Our ability to provide air and ground support in Antarctica provided long hoped-for fuel to the fires of international expeditions with dreams to conquer the seventh continent. Within only three years we graduated from $25,000 tickets to climb Mt. Vinson or $50,000 to visit the South Pole to $1M plus contracts to provide logistic support to expeditions.
The bigger the problem the bigger the reward.
As someone who has worked with many want-to-be authors, I know few people have the discipline to get their book to the finish line.
When my friend Steve Donahue transitioned from best-selling author to helping others write their books he quickly realized the best coaching in the world can’t compete with the inevitable distractions in a client’s life or procrastination. Three-month book coaching contracts were taking a year to complete. Many never finished.
Sometimes the original problem you set out to solve has a bigger cousin even more valuable. After a few years of trying to cajole clients to put words on paper, Steve pivoted to solving the bigger problem of procrastination.
He switched from providing writing coaches to providing ghostwriters. Instead of book projects stretching on for up to a year, clients are getting their completed book in a quarter of the time and Steve gets paid.

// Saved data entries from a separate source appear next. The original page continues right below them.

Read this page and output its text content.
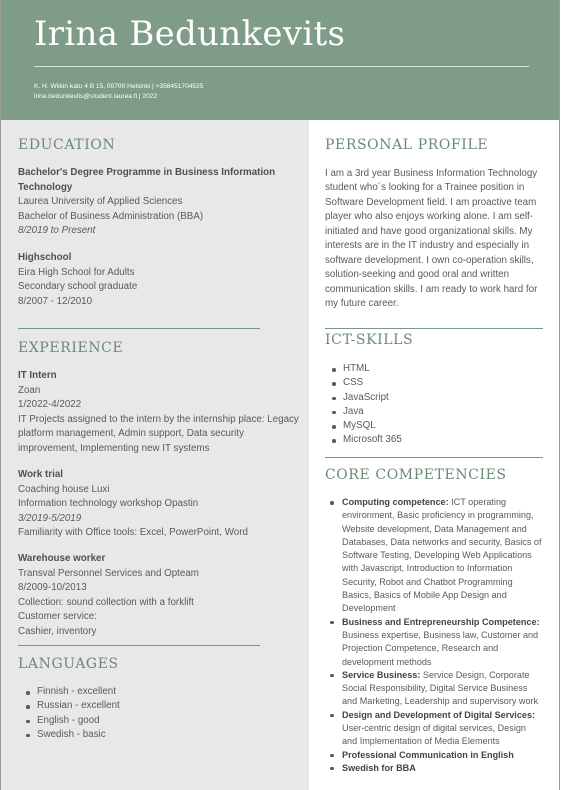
Irina Bedunkevits
K. H. Wiikin katu 4 B 15, 00700 Helsinki | +358451704525
irina.bedunkevits@student.laurea.fi | 2022
EDUCATION

Bachelor's Degree Programme in Business Information Technology

Laurea University of Applied Sciences

Bachelor of Business Administration (BBA)

8/2019 to Present

Highschool

Eira High School for Adults

Secondary school graduate

8/2007 - 12/2010

EXPERIENCE

IT Intern

Zoan

1/2022-4/2022

IT Projects assigned to the intern by the internship place: Legacy platform management, Admin support, Data security improvement, Implementing new IT systems

Work trial

Coaching house Luxi

Information technology workshop Opastin

3/2019-5/2019

Familiarity with Office tools: Excel, PowerPoint, Word

Warehouse worker

Transval Personnel Services and Opteam

8/2009-10/2013

Collection: sound collection with a forklift

Customer service:

Cashier, inventory

LANGUAGES
Finnish - excellent
Russian - excellent
English - good
Swedish - basic
PERSONAL PROFILE

I am a 3rd year Business Information Technology student who´s looking for a Trainee position in Software Development field. I am proactive team player who also enjoys working alone. I am self-initiated and have good organizational skills. My interests are in the IT industry and especially in software development. I own co-operation skills, solution-seeking and good oral and written communication skills. I am ready to work hard for my future career.

ICT-SKILLS
HTML
CSS
JavaScript
Java
MySQL
Microsoft 365
CORE COMPETENCIES
Computing competence: ICT operating environment, Basic proficiency in programming, Website development, Data Management and Databases, Data networks and security, Basics of Software Testing, Developing Web Applications with Javascript, Introduction to Information Security, Robot and Chatbot Programming Basics, Basics of Mobile App Design and Development
Business and Entrepreneurship Competence: Business expertise, Business law, Customer and Projection Competence, Research and development methods
Service Business: Service Design, Corporate Social Responsibility, Digital Service Business and Marketing, Leadership and supervisory work
Design and Development of Digital Services: User-centric design of digital services, Design and Implementation of Media Elements
Professional Communication in English
Swedish for BBA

Sometimes you own the problem that needs solving.
When my partner, Donna, wrapped up her corporate career and marriage she set off to explore the world and herself. Two years of rock climbing, wildland fire fighting, and travel opened her eyes and appetite for helping other women explore their lives.
With only a small email list and a basic website, she launched a women’s gathering called Women, Wisdom, and Wine (the end of every gathering is celebrated with a glass of wine.). The word got out, the women started to arrive and she now hosts four gathering a month with a digital version opening soon.
How to find a big problem
Starting any new business venture is like stepping into a cloud of competing opportunities—it’s impossible to have perfect visibility. With our Antarctic business, we needed to choose one direction, get started, and learn by doing.
Pivoting from book coaching to ghostwriting solved the same problem but in a better, more effective way.
Launching a women’s mastermind was an unexpected outcome of personal exploration and reflection.
Whatever road takes you to the problem you are called to solve, at some point you need to start walking.